Exhausted, cranky nurses don’t give a shit about your plastic swords or your fancy footwork. She walked me down, just raising and lowering her lightsaber in vicious blows with all the grace of a Bionicle action figure, until I was in a corner calling mercy. She dropped her lightsaber to the ground and walked off to bed saying, “There, I win.”

To this day, it was one of the biggest G moments I’ve seen out of another human being.

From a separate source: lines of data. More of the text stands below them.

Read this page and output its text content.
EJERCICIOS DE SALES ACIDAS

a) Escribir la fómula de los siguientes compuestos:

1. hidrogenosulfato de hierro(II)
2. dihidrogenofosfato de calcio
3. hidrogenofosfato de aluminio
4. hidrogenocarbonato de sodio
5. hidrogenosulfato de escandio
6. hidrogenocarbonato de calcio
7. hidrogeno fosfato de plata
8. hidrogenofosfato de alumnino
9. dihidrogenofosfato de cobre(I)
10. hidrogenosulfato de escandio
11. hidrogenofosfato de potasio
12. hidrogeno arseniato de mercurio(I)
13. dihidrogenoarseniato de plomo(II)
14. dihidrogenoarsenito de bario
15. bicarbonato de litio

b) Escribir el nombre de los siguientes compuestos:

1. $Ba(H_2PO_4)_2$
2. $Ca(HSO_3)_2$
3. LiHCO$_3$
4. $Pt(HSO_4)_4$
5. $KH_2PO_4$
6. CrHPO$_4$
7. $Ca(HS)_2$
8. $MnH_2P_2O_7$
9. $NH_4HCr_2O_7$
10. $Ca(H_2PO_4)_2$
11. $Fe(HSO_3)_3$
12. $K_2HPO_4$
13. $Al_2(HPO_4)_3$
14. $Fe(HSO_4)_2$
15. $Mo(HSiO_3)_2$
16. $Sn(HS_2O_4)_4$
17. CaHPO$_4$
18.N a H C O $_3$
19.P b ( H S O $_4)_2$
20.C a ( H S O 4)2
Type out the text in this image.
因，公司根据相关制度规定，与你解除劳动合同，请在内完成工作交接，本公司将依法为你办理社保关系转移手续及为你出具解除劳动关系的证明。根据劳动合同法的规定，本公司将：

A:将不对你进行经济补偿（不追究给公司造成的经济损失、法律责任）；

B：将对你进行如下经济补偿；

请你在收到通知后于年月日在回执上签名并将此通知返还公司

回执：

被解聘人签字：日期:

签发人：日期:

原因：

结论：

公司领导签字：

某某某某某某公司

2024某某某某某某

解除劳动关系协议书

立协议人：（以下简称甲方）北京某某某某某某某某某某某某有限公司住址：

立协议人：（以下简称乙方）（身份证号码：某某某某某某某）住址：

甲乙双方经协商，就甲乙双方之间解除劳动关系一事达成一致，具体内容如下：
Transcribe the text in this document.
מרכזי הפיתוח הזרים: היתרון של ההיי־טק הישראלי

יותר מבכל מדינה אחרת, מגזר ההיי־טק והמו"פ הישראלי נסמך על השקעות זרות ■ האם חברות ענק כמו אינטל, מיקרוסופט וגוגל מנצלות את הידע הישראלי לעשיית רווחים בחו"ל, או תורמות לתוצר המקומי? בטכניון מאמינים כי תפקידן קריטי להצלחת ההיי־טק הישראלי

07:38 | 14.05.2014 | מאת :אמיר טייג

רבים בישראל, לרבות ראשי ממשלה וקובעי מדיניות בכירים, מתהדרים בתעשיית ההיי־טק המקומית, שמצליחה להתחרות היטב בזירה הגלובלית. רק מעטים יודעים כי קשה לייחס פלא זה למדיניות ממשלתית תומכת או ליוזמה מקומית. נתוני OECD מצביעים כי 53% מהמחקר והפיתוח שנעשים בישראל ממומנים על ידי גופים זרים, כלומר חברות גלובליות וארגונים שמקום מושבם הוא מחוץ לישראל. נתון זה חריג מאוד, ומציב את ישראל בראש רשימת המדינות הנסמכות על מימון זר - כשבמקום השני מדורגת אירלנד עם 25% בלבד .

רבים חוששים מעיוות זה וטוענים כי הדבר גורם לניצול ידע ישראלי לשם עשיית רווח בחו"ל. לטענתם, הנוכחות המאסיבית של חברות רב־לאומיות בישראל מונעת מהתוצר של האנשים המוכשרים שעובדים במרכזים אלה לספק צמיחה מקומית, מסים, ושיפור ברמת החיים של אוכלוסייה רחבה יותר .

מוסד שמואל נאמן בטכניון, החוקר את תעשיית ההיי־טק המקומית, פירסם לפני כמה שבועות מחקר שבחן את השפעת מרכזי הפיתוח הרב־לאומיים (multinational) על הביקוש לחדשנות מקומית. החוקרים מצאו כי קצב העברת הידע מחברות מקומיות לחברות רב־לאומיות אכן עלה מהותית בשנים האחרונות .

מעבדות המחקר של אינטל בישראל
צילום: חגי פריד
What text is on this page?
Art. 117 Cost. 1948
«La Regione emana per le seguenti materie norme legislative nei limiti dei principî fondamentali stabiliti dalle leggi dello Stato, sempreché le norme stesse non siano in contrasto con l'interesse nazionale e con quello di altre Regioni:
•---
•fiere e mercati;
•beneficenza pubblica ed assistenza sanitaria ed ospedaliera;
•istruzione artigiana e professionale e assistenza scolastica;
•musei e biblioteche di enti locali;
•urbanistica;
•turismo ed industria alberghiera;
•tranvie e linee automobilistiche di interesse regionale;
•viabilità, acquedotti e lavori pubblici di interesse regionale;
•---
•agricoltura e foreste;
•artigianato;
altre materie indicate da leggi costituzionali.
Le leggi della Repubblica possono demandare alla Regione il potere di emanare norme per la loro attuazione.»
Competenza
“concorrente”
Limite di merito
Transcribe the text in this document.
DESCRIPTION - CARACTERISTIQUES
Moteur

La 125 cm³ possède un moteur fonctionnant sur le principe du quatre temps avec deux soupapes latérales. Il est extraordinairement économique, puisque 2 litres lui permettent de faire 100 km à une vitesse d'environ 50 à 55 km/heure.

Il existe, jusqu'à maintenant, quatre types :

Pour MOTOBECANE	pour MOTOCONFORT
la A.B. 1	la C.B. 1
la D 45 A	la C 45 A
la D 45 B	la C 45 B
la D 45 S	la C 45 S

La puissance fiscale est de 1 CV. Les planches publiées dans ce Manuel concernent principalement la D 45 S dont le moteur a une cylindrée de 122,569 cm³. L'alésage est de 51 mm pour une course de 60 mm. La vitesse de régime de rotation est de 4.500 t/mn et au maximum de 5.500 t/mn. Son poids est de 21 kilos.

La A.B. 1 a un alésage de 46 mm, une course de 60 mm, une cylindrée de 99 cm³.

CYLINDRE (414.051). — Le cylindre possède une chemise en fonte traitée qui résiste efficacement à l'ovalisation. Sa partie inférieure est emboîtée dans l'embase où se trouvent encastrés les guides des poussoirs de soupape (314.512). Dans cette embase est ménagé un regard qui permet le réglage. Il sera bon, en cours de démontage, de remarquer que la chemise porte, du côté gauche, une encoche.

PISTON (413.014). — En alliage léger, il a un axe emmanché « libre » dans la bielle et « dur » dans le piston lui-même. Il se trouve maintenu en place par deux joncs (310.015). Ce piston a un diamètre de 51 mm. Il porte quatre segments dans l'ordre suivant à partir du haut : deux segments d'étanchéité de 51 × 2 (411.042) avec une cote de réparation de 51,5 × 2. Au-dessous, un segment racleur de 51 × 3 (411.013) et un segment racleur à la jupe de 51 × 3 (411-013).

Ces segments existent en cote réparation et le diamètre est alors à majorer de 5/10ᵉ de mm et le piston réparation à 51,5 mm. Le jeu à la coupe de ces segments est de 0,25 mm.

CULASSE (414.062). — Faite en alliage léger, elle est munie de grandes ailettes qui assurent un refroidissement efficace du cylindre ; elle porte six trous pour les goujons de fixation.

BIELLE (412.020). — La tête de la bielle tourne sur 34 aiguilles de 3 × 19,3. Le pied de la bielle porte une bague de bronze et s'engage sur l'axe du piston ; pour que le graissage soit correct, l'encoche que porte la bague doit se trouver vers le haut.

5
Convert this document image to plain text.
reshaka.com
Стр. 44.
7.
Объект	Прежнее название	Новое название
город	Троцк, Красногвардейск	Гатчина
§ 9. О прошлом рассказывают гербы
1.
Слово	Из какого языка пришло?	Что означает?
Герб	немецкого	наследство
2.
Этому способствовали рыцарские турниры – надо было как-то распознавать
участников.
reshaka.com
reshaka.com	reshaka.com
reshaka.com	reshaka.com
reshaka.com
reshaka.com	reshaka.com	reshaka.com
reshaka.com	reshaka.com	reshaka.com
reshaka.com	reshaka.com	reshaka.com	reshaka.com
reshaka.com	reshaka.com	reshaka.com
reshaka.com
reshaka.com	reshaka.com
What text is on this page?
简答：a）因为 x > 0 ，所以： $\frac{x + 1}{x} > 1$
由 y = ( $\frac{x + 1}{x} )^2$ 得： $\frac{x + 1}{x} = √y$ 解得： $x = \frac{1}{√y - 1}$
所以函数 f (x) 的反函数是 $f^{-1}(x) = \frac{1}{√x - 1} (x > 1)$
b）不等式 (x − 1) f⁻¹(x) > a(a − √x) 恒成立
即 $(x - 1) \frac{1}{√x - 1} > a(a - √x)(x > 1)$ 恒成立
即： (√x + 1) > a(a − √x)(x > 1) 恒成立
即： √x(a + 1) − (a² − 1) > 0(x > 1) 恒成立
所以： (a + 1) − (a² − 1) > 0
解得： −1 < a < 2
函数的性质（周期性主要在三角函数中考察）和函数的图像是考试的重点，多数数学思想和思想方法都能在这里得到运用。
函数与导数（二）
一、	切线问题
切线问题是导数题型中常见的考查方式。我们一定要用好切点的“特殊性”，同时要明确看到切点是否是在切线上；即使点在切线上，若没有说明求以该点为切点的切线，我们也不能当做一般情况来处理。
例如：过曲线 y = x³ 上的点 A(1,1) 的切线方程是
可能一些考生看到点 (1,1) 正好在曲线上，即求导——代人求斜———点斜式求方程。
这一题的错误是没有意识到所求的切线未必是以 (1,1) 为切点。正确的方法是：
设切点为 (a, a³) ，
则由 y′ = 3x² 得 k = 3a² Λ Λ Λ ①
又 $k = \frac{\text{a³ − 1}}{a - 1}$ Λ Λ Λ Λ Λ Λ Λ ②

The second (which was actually the first – I’m telling them out of order, sue me) was a bit more serious, but is a story I tell more often. This time, I was nine, and my father had just passed away. It was maybe a few weeks to a month or so after his death, and we were still working out the dynamic in the house. She was no doubt totally spent, and I was a bit frayed, too. We were having an argument about something assuredly stupid, but what was important was how and where we were. She was sitting on the living room couch by the left arm rest, and as I think on it, I think she might have been crying. I was standing right beside her on the other side of the arm rest, and I was screaming over whatever the fight was about. I was throwing a tantrum, in short. Of course, I don’t remember at all what was being said, but I finally hit the right note, struck the right nerve, and her hand suddenly snapped back with all the quickness and automatic un-intention of a mouse trap being triggered.

She hit me right across my face, and there was just a stunned silence for a good five-count. Tears welled up and worked their way down my face, and I ran off to my room. Later, I came back out and apologized and we’ve been terrific friends ever since.

So, am I advocating for that kind of thing? Hell no, of course not. BUT I’m simply sharing that in my particular case, a lot of good came out of it.

I’ve also had this idea for getting middle school teachers to learn muy thai to settle unruly students, but so far it hasn’t really caught on more than getting me weird looks.